Gli incidenti di Trieste si verificano in un momento in cui le diplomazie dei vari paesi coinvolti, reduci dalla crisi delle settimane precedenti, sono ormai giunte ad un momento di stallo: l’Italia pretende l’applicazione della “Bipartita”, temendo che anche questa, come la “Tripartita”, col passare del tempo possa finire col perdere qualsiasi validità politica; la Jugoslavia, per contro, pretende che qualsiasi soluzione della questione di Trieste venga concordata col governo di Belgrado, ponendo quindi il veto sulla “Bipartita”; Stati Uniti e Gran Bretagna, di conseguenza, scoprono che con la “Bipartita” si sono incamminati su di un binario morto, anche se verso la metà di ottobre Tito ha aperto ad una soluzione provvisoria.

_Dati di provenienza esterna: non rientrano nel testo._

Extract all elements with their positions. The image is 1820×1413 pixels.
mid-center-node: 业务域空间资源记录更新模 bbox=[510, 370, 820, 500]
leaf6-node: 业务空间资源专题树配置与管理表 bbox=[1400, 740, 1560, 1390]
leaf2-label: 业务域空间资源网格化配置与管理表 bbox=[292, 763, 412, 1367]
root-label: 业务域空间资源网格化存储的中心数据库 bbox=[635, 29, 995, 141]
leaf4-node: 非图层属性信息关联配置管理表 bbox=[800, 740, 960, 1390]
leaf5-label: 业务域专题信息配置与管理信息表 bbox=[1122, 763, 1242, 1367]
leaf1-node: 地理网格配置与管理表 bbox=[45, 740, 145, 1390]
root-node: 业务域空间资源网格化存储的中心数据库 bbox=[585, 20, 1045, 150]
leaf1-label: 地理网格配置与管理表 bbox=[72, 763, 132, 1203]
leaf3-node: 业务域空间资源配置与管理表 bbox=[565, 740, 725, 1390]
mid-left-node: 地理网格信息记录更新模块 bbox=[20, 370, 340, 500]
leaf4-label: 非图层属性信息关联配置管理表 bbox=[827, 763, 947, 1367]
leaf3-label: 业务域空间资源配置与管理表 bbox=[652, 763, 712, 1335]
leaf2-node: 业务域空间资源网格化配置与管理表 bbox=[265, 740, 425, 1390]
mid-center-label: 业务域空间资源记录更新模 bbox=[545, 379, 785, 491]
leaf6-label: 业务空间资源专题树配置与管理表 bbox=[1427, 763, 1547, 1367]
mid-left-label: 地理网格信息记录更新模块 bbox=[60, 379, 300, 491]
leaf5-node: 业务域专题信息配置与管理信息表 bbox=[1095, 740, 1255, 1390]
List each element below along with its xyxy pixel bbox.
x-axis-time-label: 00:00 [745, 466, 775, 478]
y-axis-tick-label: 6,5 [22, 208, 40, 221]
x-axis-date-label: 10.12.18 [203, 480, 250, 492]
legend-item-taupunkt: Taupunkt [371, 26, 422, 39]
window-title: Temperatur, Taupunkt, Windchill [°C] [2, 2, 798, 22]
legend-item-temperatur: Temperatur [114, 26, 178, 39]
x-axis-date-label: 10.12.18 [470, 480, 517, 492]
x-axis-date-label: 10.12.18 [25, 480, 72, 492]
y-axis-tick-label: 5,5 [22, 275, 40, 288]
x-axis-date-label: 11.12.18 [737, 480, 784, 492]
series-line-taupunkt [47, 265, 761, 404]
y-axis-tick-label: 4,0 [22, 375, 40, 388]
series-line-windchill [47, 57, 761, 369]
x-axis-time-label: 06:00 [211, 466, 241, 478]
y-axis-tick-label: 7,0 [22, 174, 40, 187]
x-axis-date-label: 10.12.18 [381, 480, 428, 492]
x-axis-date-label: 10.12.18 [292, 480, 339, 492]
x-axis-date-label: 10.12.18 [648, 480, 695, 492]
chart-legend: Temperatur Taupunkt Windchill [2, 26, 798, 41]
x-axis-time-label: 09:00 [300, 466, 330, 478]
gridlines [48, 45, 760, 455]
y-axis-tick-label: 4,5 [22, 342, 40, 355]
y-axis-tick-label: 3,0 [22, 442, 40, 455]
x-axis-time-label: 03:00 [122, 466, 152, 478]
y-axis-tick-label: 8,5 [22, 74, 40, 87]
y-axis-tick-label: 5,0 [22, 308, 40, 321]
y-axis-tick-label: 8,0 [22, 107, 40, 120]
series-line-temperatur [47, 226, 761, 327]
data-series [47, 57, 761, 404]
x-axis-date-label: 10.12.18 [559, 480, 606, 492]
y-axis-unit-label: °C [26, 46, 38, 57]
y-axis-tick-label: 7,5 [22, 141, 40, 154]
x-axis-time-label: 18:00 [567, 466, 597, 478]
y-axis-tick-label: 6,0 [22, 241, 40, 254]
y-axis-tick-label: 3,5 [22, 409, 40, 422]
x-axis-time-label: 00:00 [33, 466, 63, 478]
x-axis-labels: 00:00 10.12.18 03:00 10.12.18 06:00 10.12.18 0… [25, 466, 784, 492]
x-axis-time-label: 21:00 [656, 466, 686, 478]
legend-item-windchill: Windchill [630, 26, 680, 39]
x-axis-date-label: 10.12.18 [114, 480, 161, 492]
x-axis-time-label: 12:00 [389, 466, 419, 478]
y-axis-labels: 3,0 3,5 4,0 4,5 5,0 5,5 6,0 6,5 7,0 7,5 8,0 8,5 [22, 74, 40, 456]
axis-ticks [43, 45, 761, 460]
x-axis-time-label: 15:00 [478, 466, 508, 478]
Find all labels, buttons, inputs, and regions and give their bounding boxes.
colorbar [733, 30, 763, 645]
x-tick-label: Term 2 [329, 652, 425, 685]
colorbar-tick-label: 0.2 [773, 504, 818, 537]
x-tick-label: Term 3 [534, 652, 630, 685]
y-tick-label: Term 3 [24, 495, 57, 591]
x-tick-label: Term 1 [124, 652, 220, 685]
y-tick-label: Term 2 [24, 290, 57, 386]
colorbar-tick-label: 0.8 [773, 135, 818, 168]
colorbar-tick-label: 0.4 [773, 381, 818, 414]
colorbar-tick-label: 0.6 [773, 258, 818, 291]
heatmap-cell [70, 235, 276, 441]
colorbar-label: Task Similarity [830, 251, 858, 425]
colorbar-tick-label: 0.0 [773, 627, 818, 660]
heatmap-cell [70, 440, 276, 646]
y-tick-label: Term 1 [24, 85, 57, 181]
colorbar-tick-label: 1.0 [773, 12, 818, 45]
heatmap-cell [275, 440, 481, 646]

Gli incidenti di Trieste non accelerano la soluzione della crisi diplomatica, ma anzi la rallentano. Il governo britannico, che ritiene quello di Roma responsabile dell’accaduto, blocca ogni iniziativa a favore dell’Italia, dove si diffondono sentimenti antibritannici e si amplifica l’attenzione alla Zona A, anche se parallelamente diminuisce quella per la Zona B, data ormai per perduta. Il governo jugoslavo, che diffida sempre di più degli anglo-americani, rimane aperto ad una soluzione provvisoria, ma assume una posizione di netta intransigenza per quanto riguarda la “Bipartita”.
Il governo di Roma, che oramai diffida anch’esso dei suoi alleati atlantici, chiede invece l’immediata applicazione della “Bipartita”. Per alcune settimane viene valutata la possibilità di indire una conferenza internazionale ad hoc, ma l’ipotesi è impraticabile: è evidente che americani e britannici non hanno alcuna intenzione di correre rischi, mentre gli italiani non sono disposti a partecipare a conferenze che non abbiano all’ordine del giorno la “Bipartita”, e gli jugoslavi al contrario rifiutano qualsiasi conferenza che non abbia un ordine del giorno che si distacchi dalla “Bipartita”.
Ne seguono quindi alcuni mesi di assoluto stallo diplomatico.